The proposed rule would require certain professionals involved in real estate closings and settlements to report information to FinCEN about non-financed transfers of residential real estate to legal entities or trusts.
FinCEN’s proposal is tailored to target residential real estate transfers considered to be high-risk for money laundering, while minimizing potential business burden, and it would not require reporting of transfers made to individuals.
The proposed rule describes the circumstances in which a report would be filed; who would file a report; what information would need to be provided, including information about the beneficial owners of the legal entities and trusts; and when a report about the transaction would be due.
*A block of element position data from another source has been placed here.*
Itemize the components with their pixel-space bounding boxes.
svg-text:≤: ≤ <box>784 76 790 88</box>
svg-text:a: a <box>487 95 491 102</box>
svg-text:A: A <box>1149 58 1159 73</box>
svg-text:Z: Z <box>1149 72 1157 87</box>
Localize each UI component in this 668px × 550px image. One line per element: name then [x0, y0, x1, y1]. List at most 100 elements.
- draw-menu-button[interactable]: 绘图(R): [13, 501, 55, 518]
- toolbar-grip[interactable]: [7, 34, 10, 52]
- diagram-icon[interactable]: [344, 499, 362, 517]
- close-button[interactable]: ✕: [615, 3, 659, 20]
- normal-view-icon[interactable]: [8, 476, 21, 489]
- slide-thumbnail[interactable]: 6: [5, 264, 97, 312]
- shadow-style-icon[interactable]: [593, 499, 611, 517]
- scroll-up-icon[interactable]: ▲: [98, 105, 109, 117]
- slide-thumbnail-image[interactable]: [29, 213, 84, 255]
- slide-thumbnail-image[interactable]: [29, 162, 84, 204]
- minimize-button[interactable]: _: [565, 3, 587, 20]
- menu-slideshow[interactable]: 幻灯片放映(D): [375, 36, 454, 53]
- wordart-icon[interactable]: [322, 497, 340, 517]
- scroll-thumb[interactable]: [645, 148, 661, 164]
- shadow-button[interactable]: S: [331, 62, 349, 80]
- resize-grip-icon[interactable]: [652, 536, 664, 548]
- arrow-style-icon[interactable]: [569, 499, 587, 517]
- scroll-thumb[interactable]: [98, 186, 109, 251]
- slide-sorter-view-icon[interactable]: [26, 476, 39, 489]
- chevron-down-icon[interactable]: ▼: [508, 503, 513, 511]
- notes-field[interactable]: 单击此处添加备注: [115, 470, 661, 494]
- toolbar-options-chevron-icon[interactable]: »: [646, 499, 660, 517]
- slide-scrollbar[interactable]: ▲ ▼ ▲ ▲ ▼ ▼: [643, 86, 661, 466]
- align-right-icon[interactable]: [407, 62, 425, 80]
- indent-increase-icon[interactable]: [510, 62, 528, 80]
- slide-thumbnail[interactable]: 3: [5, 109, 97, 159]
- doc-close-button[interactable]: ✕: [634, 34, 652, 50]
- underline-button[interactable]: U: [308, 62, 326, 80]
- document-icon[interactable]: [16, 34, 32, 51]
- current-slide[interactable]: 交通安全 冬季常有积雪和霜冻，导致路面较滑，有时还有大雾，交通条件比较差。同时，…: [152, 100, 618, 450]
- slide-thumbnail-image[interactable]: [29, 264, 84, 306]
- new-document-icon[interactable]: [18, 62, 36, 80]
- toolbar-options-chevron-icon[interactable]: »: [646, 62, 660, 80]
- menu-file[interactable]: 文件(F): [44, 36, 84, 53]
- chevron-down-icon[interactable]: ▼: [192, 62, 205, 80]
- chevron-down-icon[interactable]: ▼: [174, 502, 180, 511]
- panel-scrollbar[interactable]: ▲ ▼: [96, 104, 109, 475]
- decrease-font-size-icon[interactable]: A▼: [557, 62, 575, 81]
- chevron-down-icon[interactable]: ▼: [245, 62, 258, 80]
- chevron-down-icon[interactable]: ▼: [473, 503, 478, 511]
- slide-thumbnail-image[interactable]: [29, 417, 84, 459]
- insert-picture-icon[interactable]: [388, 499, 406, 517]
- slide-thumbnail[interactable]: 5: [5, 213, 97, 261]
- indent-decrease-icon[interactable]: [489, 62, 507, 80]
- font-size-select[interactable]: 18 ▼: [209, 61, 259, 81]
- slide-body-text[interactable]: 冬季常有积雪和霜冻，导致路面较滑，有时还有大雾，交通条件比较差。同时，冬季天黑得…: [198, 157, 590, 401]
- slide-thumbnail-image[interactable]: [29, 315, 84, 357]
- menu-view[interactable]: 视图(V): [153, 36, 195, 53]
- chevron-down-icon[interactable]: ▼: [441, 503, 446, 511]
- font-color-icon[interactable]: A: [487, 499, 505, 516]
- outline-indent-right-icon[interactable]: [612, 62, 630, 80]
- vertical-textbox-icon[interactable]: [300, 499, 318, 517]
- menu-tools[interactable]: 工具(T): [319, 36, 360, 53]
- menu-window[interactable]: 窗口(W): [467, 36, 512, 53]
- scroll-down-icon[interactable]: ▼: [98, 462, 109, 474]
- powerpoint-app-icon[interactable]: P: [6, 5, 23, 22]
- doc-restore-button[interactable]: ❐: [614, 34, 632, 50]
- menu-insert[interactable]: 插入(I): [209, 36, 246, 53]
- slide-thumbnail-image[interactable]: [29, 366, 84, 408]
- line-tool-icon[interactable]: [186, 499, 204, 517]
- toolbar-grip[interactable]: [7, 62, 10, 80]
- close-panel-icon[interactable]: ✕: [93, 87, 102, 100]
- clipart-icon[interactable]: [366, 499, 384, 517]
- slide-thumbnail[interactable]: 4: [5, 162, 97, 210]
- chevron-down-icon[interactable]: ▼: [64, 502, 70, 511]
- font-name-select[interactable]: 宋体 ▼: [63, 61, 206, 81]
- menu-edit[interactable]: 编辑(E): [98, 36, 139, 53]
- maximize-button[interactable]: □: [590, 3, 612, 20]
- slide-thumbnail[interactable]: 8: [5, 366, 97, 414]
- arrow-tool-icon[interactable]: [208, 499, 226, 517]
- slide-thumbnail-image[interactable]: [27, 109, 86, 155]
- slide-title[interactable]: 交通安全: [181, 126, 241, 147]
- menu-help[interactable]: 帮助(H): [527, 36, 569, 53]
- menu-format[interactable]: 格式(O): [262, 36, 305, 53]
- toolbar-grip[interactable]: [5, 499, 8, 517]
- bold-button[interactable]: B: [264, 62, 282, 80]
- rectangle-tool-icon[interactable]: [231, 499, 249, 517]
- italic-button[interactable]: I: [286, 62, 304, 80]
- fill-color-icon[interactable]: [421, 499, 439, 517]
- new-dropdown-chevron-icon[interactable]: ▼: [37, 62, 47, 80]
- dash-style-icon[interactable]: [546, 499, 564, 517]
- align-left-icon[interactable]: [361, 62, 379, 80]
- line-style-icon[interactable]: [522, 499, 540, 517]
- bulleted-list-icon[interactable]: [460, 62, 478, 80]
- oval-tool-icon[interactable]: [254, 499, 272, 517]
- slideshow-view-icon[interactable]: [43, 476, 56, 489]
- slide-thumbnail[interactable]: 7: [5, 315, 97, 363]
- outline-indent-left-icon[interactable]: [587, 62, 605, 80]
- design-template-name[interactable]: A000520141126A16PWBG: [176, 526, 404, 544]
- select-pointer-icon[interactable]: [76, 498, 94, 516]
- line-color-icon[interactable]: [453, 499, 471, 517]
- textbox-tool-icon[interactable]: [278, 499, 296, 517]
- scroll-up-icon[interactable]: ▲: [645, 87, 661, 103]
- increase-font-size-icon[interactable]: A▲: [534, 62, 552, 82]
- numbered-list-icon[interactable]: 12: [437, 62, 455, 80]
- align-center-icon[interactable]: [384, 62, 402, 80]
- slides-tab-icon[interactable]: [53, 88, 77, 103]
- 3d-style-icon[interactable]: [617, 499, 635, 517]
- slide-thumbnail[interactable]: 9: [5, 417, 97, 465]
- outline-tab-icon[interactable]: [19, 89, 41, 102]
Data from the reports would assist the Department of the Treasury and its law enforcement and national security partners in addressing vulnerabilities that leave the U.S. residential real estate market exposed to abuse by illicit actors.
The proposed rule builds on the success of FinCEN’s Real Estate Geographic Targeting Order (GTO) program, which requires title insurance companies to file reports identifying the beneficial owners of legal entities that make certain non-financed purchases of residential real estate in select jurisdictions in the United States.
Under the proposed rule, persons involved in real estate closings and settlements would continue to be exempt from the anti-money laundering compliance program requirements of the Bank Secrecy Act.
The NPRM would require businesses, including attorneys, performing specified closing or settlement functions for the non-financed sale or transfer of residential real property to an entity or trust, to collect and report information to FinCEN. This information includes:
Beneficial ownership information for the legal entity (transferee entity) or trust (transferee trust) receiving the property
Information about individuals representing the transferee entity or transferee trust
Information about the business filing the report (the reporting person)
Information about the residential real property being sold or transferred
Information about the transferor (e.g., the seller)
Information about any payments made
The NPRM proposes to require that a modified SAR be filed for any sale or transfer of residential real property that meets the requirements outlined in the proposed rule.
The proposed rule would require reporting on various types of residential real property transfers, including transfers of single-family houses, townhouses, condominiums, and cooperatives, as well as buildings designed for occupancy by one to four families. It would also require reporting on transfers of land that is vacant or unimproved, but that is zoned, or for which a permit has been issued, for occupancy by one to four families.
• In the case of reportable purchases, there is no threshold purchase price for the transfer; in other words, the transfer would be reportable irrespective of purchase price. Likewise, transfers of ownership for which no consideration is exchanged, such as a gift, would need to be reported.
• Exempted types of transfers would be those involving an easement, that occur as the result of the death of the property’s owner, that are the result of a divorce, or that are made to a bankruptcy estate.
• For a transfer to be reportable, it would need to be non-financed, meaning that it does not involve an extension of credit that is (1) secured by the transferred property and (2) extended by a financial institution subject to AML program and SAR reporting obligations. Transfers financed by private lenders that do not have an obligation to maintain an AML program and a requirement to file SARs would be covered by the reporting requirement.
As proposed, a transfer of residential real property would be reported only if at least one of the new owners of residential real property is a “transferee entity” or “transferee trust.” These categories are defined broadly to capture a wide variety of legal vehicles used to own property, such as limited liability companies, corporations, partnerships, and trusts. Both domestic and foreign entities and trusts would be covered by the reporting requirement.
Certain definitional exceptions would apply for highly regulated types of entities and trusts that are less likely to be used by illicit actors to launder money through residential real property.